There is plenty of time in Botswana. I mention this because suddenly many people around the world are finding time hanging heavily as the coronavirus rages.
But there are cultures where time is part of the ethos, where filling it is an art. For example, look to shepherds in the Middle East, building complex cairns out of loose stones to fill in time. Look to parts of the world where people sit together in companionship but not conversing. You see it in the Middle East and Africa.
For most of the 1970s my father lived in Botswana. He loved the country; and from what I could see on annual visits, the country loved him. He was one of a small population of expats in the capital Gaborone. He had gone there from neighboring Rhodesia (now Zimbabwe) to work at his trade as a mechanic.
When he grew too old to handle the demands of the work, he switched to teaching simple mechanics at the local high school. These consisted of things like why a hammer needs to be balanced, the difference between British and American threads on bolts and how to ground an electrical installation.
One day he, a mild man, told a student that he needed to do something a bit quicker. The student, one of his favorites, replied, “Rra [Sir], you have no time. There is no time in Rhodesia where you come from, there is no time in England, and there is no time at all in America. But in Botswana, there is plenty of time.”
Indeed, there was — and I am sure there still is plenty of time in Botswana.
Activities had to be crafted to take time.
One morning Dad told me he had to make a telephone call to his friend Peter Robbertse. “Good,” I said, expecting him to go to the phone across the room. Instead, he suggested yet another cup of tea, a staple of life among Brits in Africa.
Breakfast followed with more mentions of the need to make the phone call. So it went, “I must call Peter” and no call made.
Finally, just before 8 p.m., he picked up the phone and talked to his friend. After hanging up, he said, “There. That is something accomplished.”
Social visits were about the same.
We would go to “tea” — with cake and bread and butter. The town baker was skillful, and the cake was good. But, oh, the conversation.
At that time, there was no newspaper, no radio and no television in Botswana, so news was by word of mouth. As there was sunshine every day, there was not even the weather as a topic of conversation.
Our conversation went like this, “Jim got a new tire for his truck.”
“Yes, I heard it came on the train from South Africa. Only took about a month. Not bad.”
Long silence. Maybe some desultory remark like, “He needed it: The old one was always losing air.”
It would go on like that for an hour and a half or longer — people having nothing to say and yet enjoying each other in silence.
At the end of one such tea, my father got up, we said our thanks and farewells and went back to his cinderblock flat. He said something like, “I really enjoy these get togethers. Good to hear what is going on.”
I held my tongue, not mentioning that I had had better conversations alone in the bath.
No one ever said they were bored. Neither, noticeably, were they interested in the outside world.
Perhaps that might have upset them. I was not asked to hold forth on my racy life in Washington. Knowledge of the bigger world would not have sat well: It might have drawn attention to what their lives lacked and to the silence.
Fast forward to 1998. I am back in Botswana, sitting in the beer garden of the spanking new Holiday Inn in Gaborone. Things have sped up for Gabarone since its designation as the capital in 1966, when it was more of a village.

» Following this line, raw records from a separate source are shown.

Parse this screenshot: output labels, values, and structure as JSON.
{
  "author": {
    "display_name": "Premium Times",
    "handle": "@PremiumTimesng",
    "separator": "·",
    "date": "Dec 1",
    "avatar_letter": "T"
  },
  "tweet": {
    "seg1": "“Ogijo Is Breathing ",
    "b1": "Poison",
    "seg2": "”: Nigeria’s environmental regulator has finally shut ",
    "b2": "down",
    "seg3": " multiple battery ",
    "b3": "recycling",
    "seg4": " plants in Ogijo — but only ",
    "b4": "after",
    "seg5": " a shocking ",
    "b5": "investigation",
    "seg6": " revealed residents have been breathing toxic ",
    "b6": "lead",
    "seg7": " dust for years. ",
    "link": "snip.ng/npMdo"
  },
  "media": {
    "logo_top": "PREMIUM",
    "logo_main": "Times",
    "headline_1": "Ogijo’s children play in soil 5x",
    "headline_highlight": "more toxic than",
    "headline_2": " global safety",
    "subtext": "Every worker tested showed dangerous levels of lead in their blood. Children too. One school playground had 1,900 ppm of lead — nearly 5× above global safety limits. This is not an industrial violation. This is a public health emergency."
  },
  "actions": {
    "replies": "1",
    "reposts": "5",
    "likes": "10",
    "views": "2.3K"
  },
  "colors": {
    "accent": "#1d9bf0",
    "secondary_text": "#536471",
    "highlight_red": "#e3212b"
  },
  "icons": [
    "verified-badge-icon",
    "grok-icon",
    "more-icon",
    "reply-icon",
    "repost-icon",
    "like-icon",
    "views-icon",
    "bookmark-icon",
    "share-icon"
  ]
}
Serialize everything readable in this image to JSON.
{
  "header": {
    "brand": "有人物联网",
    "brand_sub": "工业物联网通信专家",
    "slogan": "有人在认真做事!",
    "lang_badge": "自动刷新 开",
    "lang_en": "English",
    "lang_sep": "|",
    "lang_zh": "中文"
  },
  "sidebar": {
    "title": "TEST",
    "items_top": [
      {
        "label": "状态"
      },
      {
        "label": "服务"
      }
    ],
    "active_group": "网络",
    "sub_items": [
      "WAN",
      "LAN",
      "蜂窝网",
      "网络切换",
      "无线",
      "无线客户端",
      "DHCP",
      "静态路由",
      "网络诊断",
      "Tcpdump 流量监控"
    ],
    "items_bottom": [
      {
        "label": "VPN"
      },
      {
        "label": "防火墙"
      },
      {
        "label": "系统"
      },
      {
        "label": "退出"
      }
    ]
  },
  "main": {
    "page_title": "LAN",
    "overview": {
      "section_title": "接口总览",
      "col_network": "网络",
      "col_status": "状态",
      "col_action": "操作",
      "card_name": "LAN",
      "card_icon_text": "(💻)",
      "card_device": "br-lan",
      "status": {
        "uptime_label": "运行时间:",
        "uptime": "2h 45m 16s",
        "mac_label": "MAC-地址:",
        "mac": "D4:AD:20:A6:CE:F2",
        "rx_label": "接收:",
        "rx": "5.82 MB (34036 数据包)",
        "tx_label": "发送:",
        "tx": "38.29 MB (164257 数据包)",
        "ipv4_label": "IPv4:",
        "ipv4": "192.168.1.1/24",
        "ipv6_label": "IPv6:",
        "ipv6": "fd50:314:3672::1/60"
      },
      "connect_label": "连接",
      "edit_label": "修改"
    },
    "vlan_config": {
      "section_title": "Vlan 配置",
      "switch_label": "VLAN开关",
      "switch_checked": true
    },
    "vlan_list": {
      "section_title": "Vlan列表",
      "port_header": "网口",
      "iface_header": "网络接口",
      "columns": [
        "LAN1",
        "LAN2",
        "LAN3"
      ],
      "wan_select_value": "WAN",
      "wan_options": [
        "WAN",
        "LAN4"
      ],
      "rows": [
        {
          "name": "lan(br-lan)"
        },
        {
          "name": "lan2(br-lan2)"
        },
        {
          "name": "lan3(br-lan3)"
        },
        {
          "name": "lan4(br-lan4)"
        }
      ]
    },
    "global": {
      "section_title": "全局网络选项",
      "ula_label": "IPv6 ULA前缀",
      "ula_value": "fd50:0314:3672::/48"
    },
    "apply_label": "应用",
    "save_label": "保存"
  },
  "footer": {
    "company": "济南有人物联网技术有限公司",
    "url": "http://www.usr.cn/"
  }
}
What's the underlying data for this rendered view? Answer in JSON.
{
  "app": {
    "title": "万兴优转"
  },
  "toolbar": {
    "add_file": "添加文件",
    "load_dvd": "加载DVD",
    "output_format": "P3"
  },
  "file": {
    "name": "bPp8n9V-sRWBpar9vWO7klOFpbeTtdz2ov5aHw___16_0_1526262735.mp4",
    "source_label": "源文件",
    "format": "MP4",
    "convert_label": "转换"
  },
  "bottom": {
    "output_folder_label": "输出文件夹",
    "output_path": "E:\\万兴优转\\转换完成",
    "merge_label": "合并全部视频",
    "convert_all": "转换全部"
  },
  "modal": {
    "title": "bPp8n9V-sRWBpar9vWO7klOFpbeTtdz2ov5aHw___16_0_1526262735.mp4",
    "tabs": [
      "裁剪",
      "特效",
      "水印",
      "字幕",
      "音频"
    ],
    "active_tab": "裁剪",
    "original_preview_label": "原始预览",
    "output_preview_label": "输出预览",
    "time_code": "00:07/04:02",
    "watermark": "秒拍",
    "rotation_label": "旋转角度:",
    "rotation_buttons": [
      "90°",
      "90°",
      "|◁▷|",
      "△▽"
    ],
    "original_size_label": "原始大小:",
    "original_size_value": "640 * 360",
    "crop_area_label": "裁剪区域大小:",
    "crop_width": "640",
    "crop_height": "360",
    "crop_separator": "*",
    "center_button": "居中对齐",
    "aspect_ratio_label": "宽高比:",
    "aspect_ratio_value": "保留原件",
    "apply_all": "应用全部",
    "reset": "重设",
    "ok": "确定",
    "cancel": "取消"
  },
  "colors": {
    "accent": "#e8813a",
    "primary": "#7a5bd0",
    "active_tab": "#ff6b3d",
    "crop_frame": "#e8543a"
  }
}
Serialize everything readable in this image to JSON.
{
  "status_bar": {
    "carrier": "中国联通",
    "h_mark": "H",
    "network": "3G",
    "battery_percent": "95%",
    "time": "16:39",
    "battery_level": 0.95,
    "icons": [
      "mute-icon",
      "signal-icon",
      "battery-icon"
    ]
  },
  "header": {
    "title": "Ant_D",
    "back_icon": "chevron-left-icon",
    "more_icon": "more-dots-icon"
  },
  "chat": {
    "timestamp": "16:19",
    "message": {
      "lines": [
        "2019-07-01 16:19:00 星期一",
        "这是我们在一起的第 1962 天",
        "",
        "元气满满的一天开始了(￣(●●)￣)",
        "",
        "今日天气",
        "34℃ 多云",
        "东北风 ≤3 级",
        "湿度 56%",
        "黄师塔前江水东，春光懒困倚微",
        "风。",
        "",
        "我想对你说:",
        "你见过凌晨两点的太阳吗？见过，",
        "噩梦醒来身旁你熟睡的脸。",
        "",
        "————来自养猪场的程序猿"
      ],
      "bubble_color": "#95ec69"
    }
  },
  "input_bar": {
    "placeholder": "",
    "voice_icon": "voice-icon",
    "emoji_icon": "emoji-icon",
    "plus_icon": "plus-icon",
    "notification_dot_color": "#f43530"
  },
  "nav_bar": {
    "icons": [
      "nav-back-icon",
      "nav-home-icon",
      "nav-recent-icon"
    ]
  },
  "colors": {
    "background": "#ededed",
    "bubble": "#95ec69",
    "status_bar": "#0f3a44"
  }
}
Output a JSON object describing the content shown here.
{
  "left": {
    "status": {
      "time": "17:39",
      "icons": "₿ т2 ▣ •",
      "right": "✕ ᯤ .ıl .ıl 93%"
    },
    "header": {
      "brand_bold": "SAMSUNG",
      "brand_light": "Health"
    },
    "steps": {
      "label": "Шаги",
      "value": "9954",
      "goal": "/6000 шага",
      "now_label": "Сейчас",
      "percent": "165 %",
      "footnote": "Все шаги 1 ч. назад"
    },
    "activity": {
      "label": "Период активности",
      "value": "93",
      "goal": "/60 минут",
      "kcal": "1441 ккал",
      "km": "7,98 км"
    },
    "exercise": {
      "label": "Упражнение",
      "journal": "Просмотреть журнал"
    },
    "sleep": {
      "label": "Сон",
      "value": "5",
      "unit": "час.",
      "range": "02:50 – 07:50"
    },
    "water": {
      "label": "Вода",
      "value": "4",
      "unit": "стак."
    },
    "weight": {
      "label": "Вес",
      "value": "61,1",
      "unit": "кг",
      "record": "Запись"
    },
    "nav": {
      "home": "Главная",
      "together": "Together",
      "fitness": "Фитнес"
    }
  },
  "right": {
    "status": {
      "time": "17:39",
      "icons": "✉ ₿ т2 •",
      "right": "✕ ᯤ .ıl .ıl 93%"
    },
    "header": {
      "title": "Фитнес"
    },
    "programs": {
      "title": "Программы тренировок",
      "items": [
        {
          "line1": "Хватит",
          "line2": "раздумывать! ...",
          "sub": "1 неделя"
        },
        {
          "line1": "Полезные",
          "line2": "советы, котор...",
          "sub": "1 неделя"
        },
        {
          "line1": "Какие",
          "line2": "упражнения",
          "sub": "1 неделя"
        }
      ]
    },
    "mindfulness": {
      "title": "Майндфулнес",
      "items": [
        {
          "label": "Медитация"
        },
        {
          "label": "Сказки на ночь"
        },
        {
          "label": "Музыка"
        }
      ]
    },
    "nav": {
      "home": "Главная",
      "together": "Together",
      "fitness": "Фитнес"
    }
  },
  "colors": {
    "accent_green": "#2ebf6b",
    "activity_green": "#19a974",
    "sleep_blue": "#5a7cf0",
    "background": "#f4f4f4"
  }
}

I am there this time covering President Bill Clinton’s Africa tour. I and four other reporters order lunch: hamburgers for all. But the waiter, instead of taking our order to the cook manning the grill, went to talk to other waiters.
Time went by. An irritated guy from a network said, “What is she doing? She has not put our order in.”
I explained, “She thinks we will want to be here for a very long time. This is a nice place to pass time in her view. She is being considerate. In Botswana there is plenty of time.”
I went to tell her that we were Americans and had no time. She understood.